Une mère qui essaie de sauver l’un
comme l’autre.
Petit à petit, l’un s’attache à
la famille de son bourreau et à la cause du peuple arménien, l’autre, malgré
ses idées et la cause qu’il défend par conviction, s’interroge sur les
conséquences des actes violents et la mort des innocents.
Le séquençage du film (Berlin,
Marseille, le Liban, Paris, l’Arménie) porte l’histoire vers la scène finale,
vers la compréhension d’une lutte par la victime, l’identification par rapport
à l’époque actuelle.
Toutefois, il y a quelques scènes
où la fascination du militantisme, part trop romanesque, peut s’avérer un peu
lourde. Comme le côté « camaraderie amoureuse version papier glacé »
entre Aram et sa compagne de guerre est un peu trop bien filmée pour ne pas desservir
l’ensemble des scènes tendues dans le camp.
En regardant cette histoire, on
imagine fort bien qu’elle pourrait s’appliquer à l’histoire des Kurdes, des
palestiniens, ou tout autre peuple en proie avec l’Histoire et le poids du
devoir de mémoire.
Les thèmes que sont l’injustice,
le pardon, la vengeance, l’honneur, la politique, la légitimité de la violence
dans une lutte armée et les enjeux internationaux économiques ne peuvent être
dissociés d’un tel sujet.
Quel que soit le génocide abordé,
les enjeux sont toujours ambivalents, car les racines d’un mal peut provoquer
plus de dégâts encore que ceux qui ont été perpétrés. La rancœur se nourrit à
toutes les sources, y compris sur les causes qui semblent nobles.
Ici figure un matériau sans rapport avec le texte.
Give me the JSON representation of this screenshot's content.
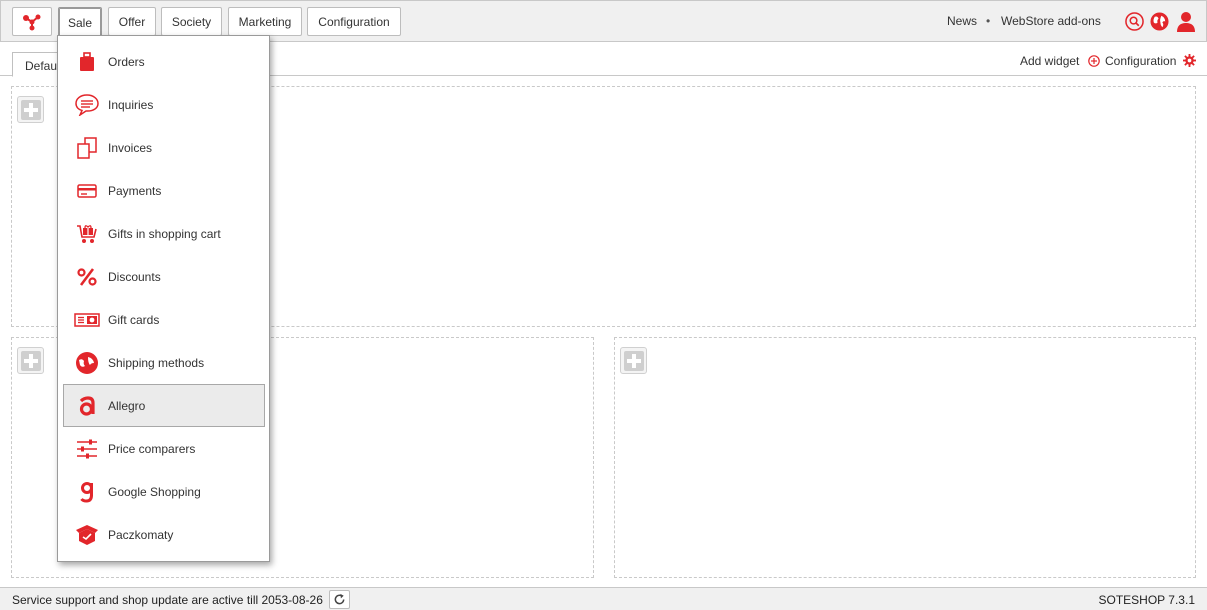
{
  "nav": {
    "tabs": [
      {
        "label": "Sale"
      },
      {
        "label": "Offer"
      },
      {
        "label": "Society"
      },
      {
        "label": "Marketing"
      },
      {
        "label": "Configuration"
      }
    ],
    "news": "News",
    "separator": "•",
    "addons": "WebStore add-ons"
  },
  "toolbar": {
    "default_tab": "Default",
    "add_widget": "Add widget",
    "configuration": "Configuration"
  },
  "dropdown": {
    "items": [
      {
        "label": "Orders",
        "icon": "bag-icon"
      },
      {
        "label": "Inquiries",
        "icon": "chat-icon"
      },
      {
        "label": "Invoices",
        "icon": "documents-icon"
      },
      {
        "label": "Payments",
        "icon": "card-icon"
      },
      {
        "label": "Gifts in shopping cart",
        "icon": "gift-cart-icon"
      },
      {
        "label": "Discounts",
        "icon": "percent-icon"
      },
      {
        "label": "Gift cards",
        "icon": "gift-card-icon"
      },
      {
        "label": "Shipping methods",
        "icon": "shipping-icon"
      },
      {
        "label": "Allegro",
        "icon": "allegro-icon"
      },
      {
        "label": "Price comparers",
        "icon": "sliders-icon"
      },
      {
        "label": "Google Shopping",
        "icon": "google-icon"
      },
      {
        "label": "Paczkomaty",
        "icon": "parcel-icon"
      }
    ],
    "hovered_index": 8
  },
  "footer": {
    "status": "Service support and shop update are active till 2053-08-26",
    "version": "SOTESHOP 7.3.1"
  },
  "colors": {
    "accent": "#e2262b",
    "bar": "#f0f0f0",
    "border": "#c8c8c8"
  }
}
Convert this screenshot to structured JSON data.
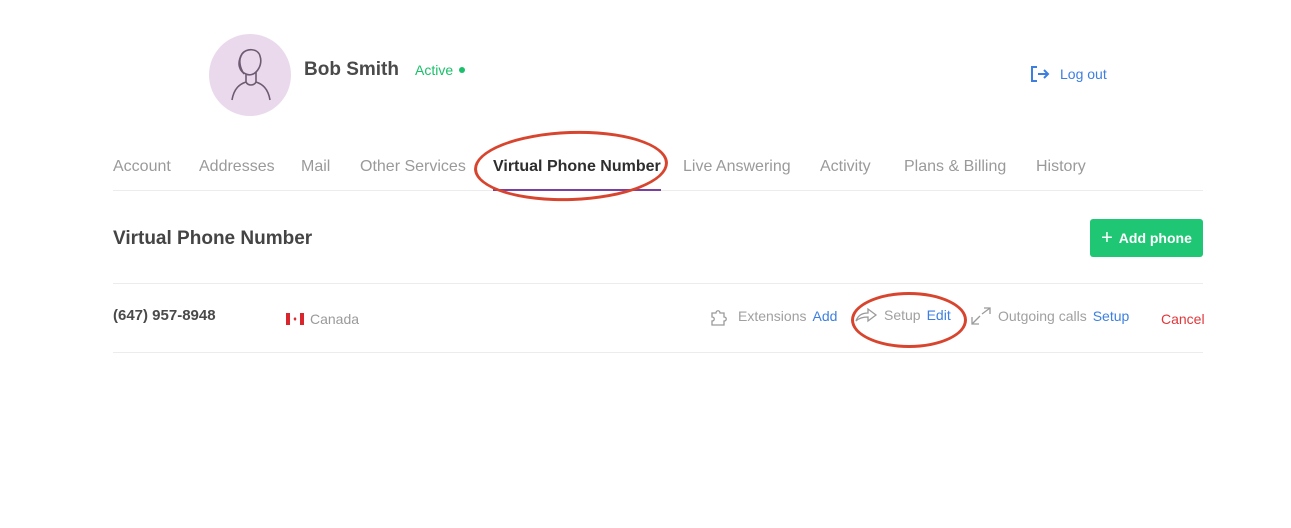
{
  "user": {
    "name": "Bob Smith",
    "status": "Active",
    "status_color": "#1cc06a"
  },
  "header": {
    "logout_label": "Log out",
    "logout_icon": "logout-icon"
  },
  "tabs": [
    {
      "label": "Account"
    },
    {
      "label": "Addresses"
    },
    {
      "label": "Mail"
    },
    {
      "label": "Other Services"
    },
    {
      "label": "Virtual Phone Number",
      "active": true
    },
    {
      "label": "Live Answering"
    },
    {
      "label": "Activity"
    },
    {
      "label": "Plans & Billing"
    },
    {
      "label": "History"
    }
  ],
  "section": {
    "title": "Virtual Phone Number",
    "add_button_label": "Add phone"
  },
  "phones": [
    {
      "number": "(647) 957-8948",
      "country": "Canada",
      "extensions_label": "Extensions",
      "extensions_action": "Add",
      "forwarding_label": "Setup",
      "forwarding_action": "Edit",
      "outgoing_label": "Outgoing calls",
      "outgoing_action": "Setup",
      "cancel_label": "Cancel"
    }
  ],
  "colors": {
    "accent_green": "#1fc774",
    "link_blue": "#3d7fe0",
    "danger_red": "#e0373a",
    "active_tab_underline": "#7b3fa0",
    "annotation_red": "#d8452f"
  }
}
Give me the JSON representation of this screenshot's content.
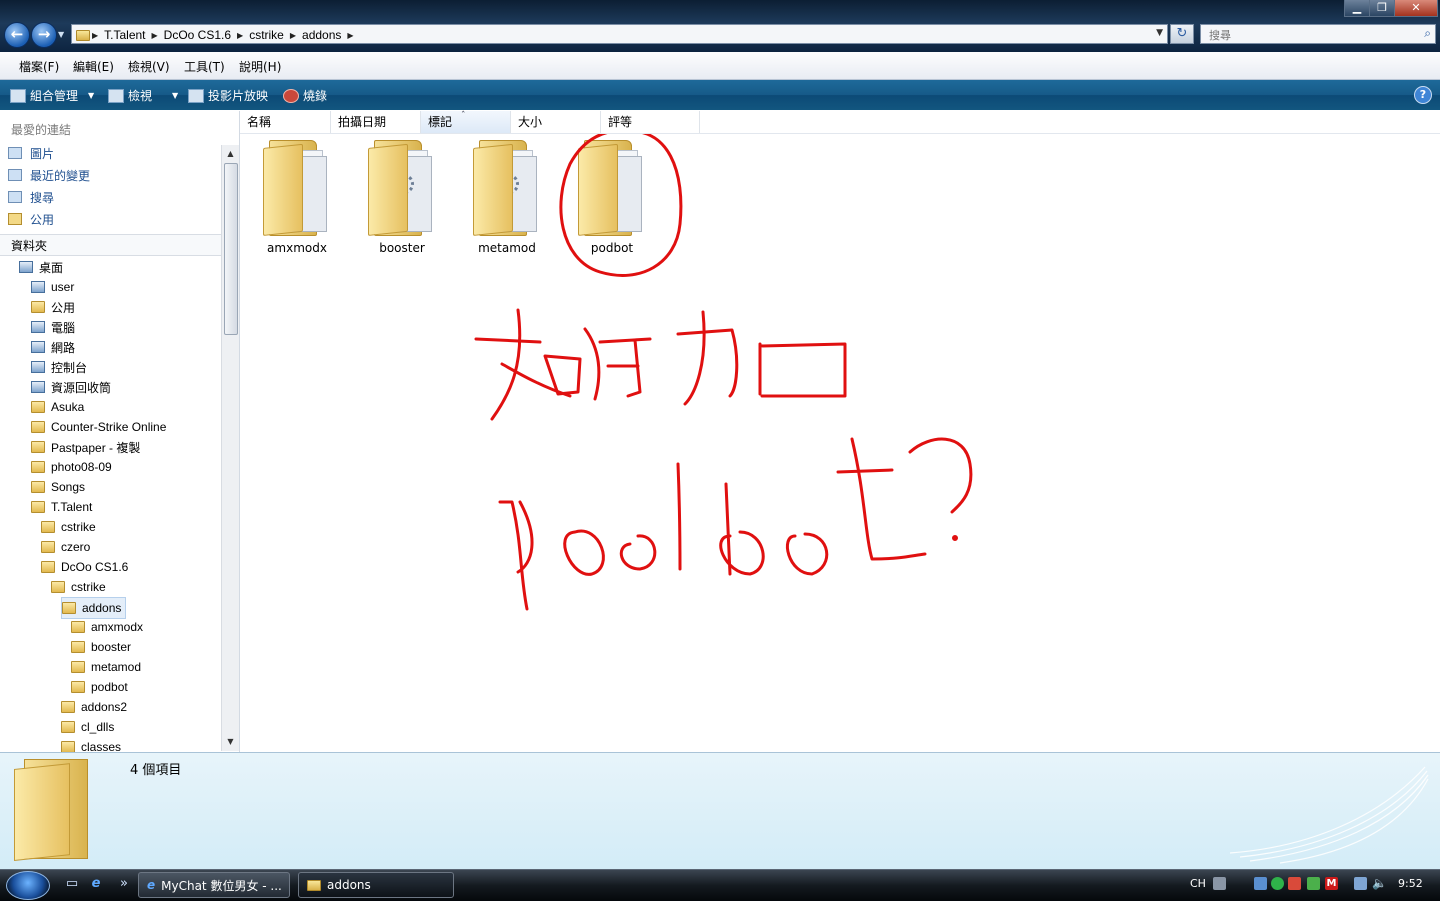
{
  "window": {
    "buttons": {
      "minimize": "▁",
      "maximize": "❐",
      "close": "✕"
    }
  },
  "nav": {
    "back_icon": "back-arrow-icon",
    "forward_icon": "forward-arrow-icon",
    "back": "←",
    "forward": "→"
  },
  "address": {
    "crumbs": [
      "T.Talent",
      "DcOo CS1.6",
      "cstrike",
      "addons"
    ]
  },
  "search": {
    "placeholder": "搜尋"
  },
  "menu": [
    "檔案(F)",
    "編輯(E)",
    "檢視(V)",
    "工具(T)",
    "說明(H)"
  ],
  "toolbar": {
    "organize": "組合管理",
    "views": "檢視",
    "slideshow": "投影片放映",
    "burn": "燒錄",
    "help": "?"
  },
  "navpane": {
    "favorites_title": "最愛的連結",
    "favorites": [
      "圖片",
      "最近的變更",
      "搜尋",
      "公用"
    ],
    "folders_title": "資料夾",
    "tree": [
      {
        "label": "桌面",
        "level": 0,
        "type": "sys"
      },
      {
        "label": "user",
        "level": 1,
        "type": "sys"
      },
      {
        "label": "公用",
        "level": 1,
        "type": "folder"
      },
      {
        "label": "電腦",
        "level": 1,
        "type": "sys"
      },
      {
        "label": "網路",
        "level": 1,
        "type": "sys"
      },
      {
        "label": "控制台",
        "level": 1,
        "type": "sys"
      },
      {
        "label": "資源回收筒",
        "level": 1,
        "type": "sys"
      },
      {
        "label": "Asuka",
        "level": 1,
        "type": "folder"
      },
      {
        "label": "Counter-Strike Online",
        "level": 1,
        "type": "folder"
      },
      {
        "label": "Pastpaper - 複製",
        "level": 1,
        "type": "folder"
      },
      {
        "label": "photo08-09",
        "level": 1,
        "type": "folder"
      },
      {
        "label": "Songs",
        "level": 1,
        "type": "folder"
      },
      {
        "label": "T.Talent",
        "level": 1,
        "type": "folder"
      },
      {
        "label": "cstrike",
        "level": 2,
        "type": "folder"
      },
      {
        "label": "czero",
        "level": 2,
        "type": "folder"
      },
      {
        "label": "DcOo CS1.6",
        "level": 2,
        "type": "folder"
      },
      {
        "label": "cstrike",
        "level": 3,
        "type": "folder"
      },
      {
        "label": "addons",
        "level": 4,
        "type": "folder",
        "selected": true
      },
      {
        "label": "amxmodx",
        "level": 5,
        "type": "folder"
      },
      {
        "label": "booster",
        "level": 5,
        "type": "folder"
      },
      {
        "label": "metamod",
        "level": 5,
        "type": "folder"
      },
      {
        "label": "podbot",
        "level": 5,
        "type": "folder"
      },
      {
        "label": "addons2",
        "level": 4,
        "type": "folder"
      },
      {
        "label": "cl_dlls",
        "level": 4,
        "type": "folder"
      },
      {
        "label": "classes",
        "level": 4,
        "type": "folder"
      }
    ]
  },
  "columns": [
    "名稱",
    "拍攝日期",
    "標記",
    "大小",
    "評等"
  ],
  "items": [
    {
      "name": "amxmodx",
      "icon": "folder-icon"
    },
    {
      "name": "booster",
      "icon": "folder-icon"
    },
    {
      "name": "metamod",
      "icon": "folder-icon"
    },
    {
      "name": "podbot",
      "icon": "folder-icon"
    }
  ],
  "details": {
    "count": "4 個項目"
  },
  "taskbar": {
    "tasks": [
      "MyChat 數位男女 - ...",
      "addons"
    ],
    "lang": "CH",
    "clock": "9:52",
    "more": "»"
  },
  "annotation_color": "#e01010"
}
Il est à noter l’excellente
performance des acteurs avec en tête de gondole Simon Abkarian (et sa scène de danse,
seul face à l’image de son fils), Ariane Ascaride (et sa force de caractère et
son amour sans faille jusqu’à l’issue fatale) et Grégoire Leprince-Ringuet (sa
rage et son sourire à Beyrouth lors du dîner), tous meurtris physiquement ou
moralement.
Ce film, inspiré donc d’un fait
réel, fait aussi penser à une fiction documentée proche d’un documentaire. C’est
synthétique, clair, un brin confus parfois, mais il en reste un film sobrement
lyrique.
Sur ce point-là, Robert
Guédiguian et malgré les « trop » bons sentiments, pose un regard,
une réflexion sur la difficulté de faire un travail collectif de mémoire et rend
ce film juste et nécessaire ; et furieusement d’actualité,
malheureusement.
Car comme le dit la mère, « […]
il y a des pages que l’on ne tourne
jamais ».
Il est à signaler que le DVD
propose aussi, en bonus, un documentaire fort de Audrey Valtille, « Une
bombe de trop », qui évoque l’histoire du journaliste José Antonio Gurriarán,
auteur du livre « La Bombe » et ouvre sur des questions d’actualités
entre la lutte armée et l’aveuglement à causer des « dommages collatéraux ».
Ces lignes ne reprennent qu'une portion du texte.